In terms of content, the Switch version of V-Rally 4 doesn’t lose much in the way of modes nor features (with the exception of online) however the transition over from the PS4 and Xbox One clearly hasn’t been a smooth one. Take the game’s visuals, for instance, a real disappointment whether you’re playing in handheld or docked mode. While the car models look fine, the environments rarely impress with a general lack of detail across the board and objects in the distance a blurry mess. Any trackside features you do come across like rocks or trees literally appear a few feet in front of your car. The same goes for the lighting in the game, shadows materializing as if from nowhere. It’s a jarring effect and while I’ve witnessed pop-in plenty before in games this is some of the most noticeable and obvious. So much so I went back to try out some older Xbox 360 and PS3 racers for comparison’s sake and even these looked better.
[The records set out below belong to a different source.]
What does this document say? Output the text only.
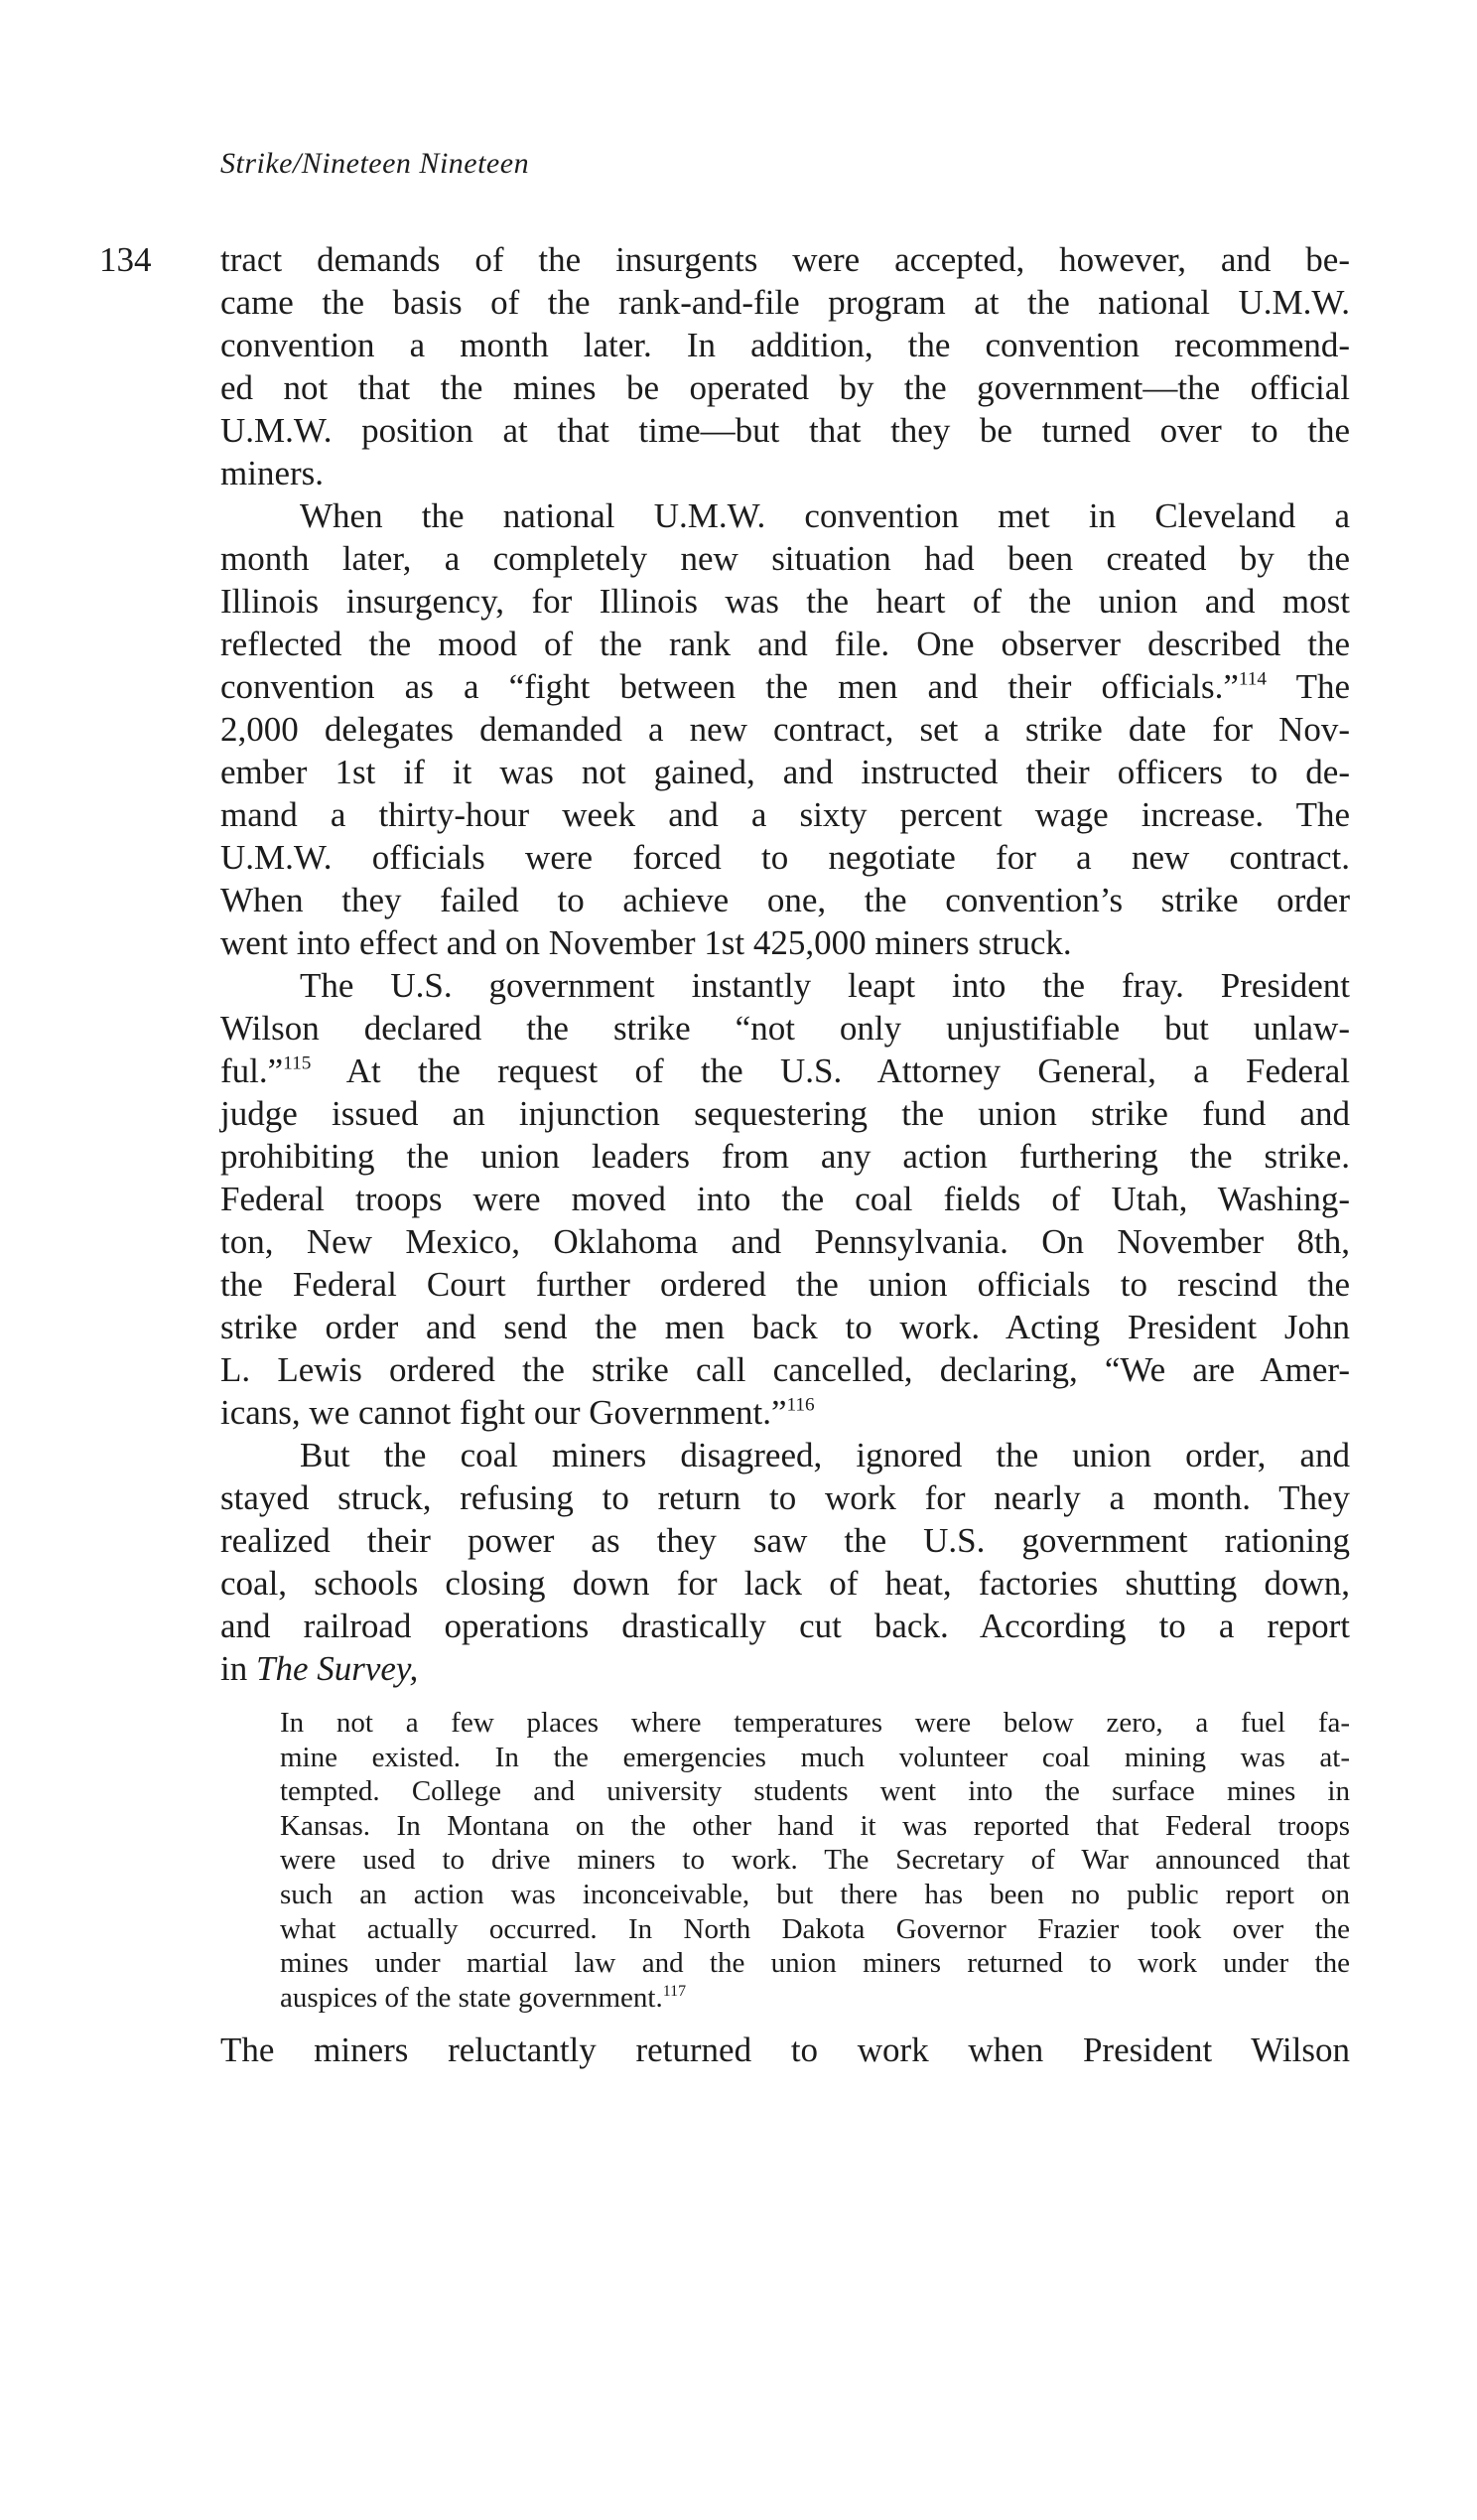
Strike/Nineteen Nineteen
134 tract demands of the insurgents were accepted, however, and be-
came the basis of the rank-and-file program at the national U.M.W.
convention a month later. In addition, the convention recommend-
ed not that the mines be operated by the government—the official
U.M.W. position at that time—but that they be turned over to the
miners.
When the national U.M.W. convention met in Cleveland a
month later, a completely new situation had been created by the
Illinois insurgency, for Illinois was the heart of the union and most
reflected the mood of the rank and file. One observer described the
convention as a “fight between the men and their officials.”$^{114}$ The
2,000 delegates demanded a new contract, set a strike date for Nov-
ember 1st if it was not gained, and instructed their officers to de-
mand a thirty-hour week and a sixty percent wage increase. The
U.M.W. officials were forced to negotiate for a new contract.
When they failed to achieve one, the convention’s strike order
went into effect and on November 1st 425,000 miners struck.
The U.S. government instantly leapt into the fray. President
Wilson declared the strike “not only unjustifiable but unlaw-
ful.”$^{115}$ At the request of the U.S. Attorney General, a Federal
judge issued an injunction sequestering the union strike fund and
prohibiting the union leaders from any action furthering the strike.
Federal troops were moved into the coal fields of Utah, Washing-
ton, New Mexico, Oklahoma and Pennsylvania. On November 8th,
the Federal Court further ordered the union officials to rescind the
strike order and send the men back to work. Acting President John
L. Lewis ordered the strike call cancelled, declaring, “We are Amer-
icans, we cannot fight our Government.”$^{116}$
But the coal miners disagreed, ignored the union order, and
stayed struck, refusing to return to work for nearly a month. They
realized their power as they saw the U.S. government rationing
coal, schools closing down for lack of heat, factories shutting down,
and railroad operations drastically cut back. According to a report
in The Survey,
In not a few places where temperatures were below zero, a fuel fa-
mine existed. In the emergencies much volunteer coal mining was at-
tempted. College and university students went into the surface mines in
Kansas. In Montana on the other hand it was reported that Federal troops
were used to drive miners to work. The Secretary of War announced that
such an action was inconceivable, but there has been no public report on
what actually occurred. In North Dakota Governor Frazier took over the
mines under martial law and the union miners returned to work under the
auspices of the state government.$^{117}$
The miners reluctantly returned to work when President Wilson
The frame rate is another area where the game stumbles especially when it comes to multi-car events. The general rule tends to be the more vehicles battling it out on screen the less smooth the action will be. And while at first it was great to see a two-player split screen option included, we quickly found the performance to hinder what could have been
On paper V-Rally 4 sounds like it should deliver everything you’d want for a rally racer. It has a lengthy single player, plenty of tracks and environments and a decent sized list of cars to tinker with in the garage. Unfortunately what the game does manage to get right is quickly dampened by some rather glaring and unforgivable flaws. It’s a real shame, the Switch has seen two racers make its way to the console in the last month and neither has stood out for positive reasons. Maybe 2019 will fare better.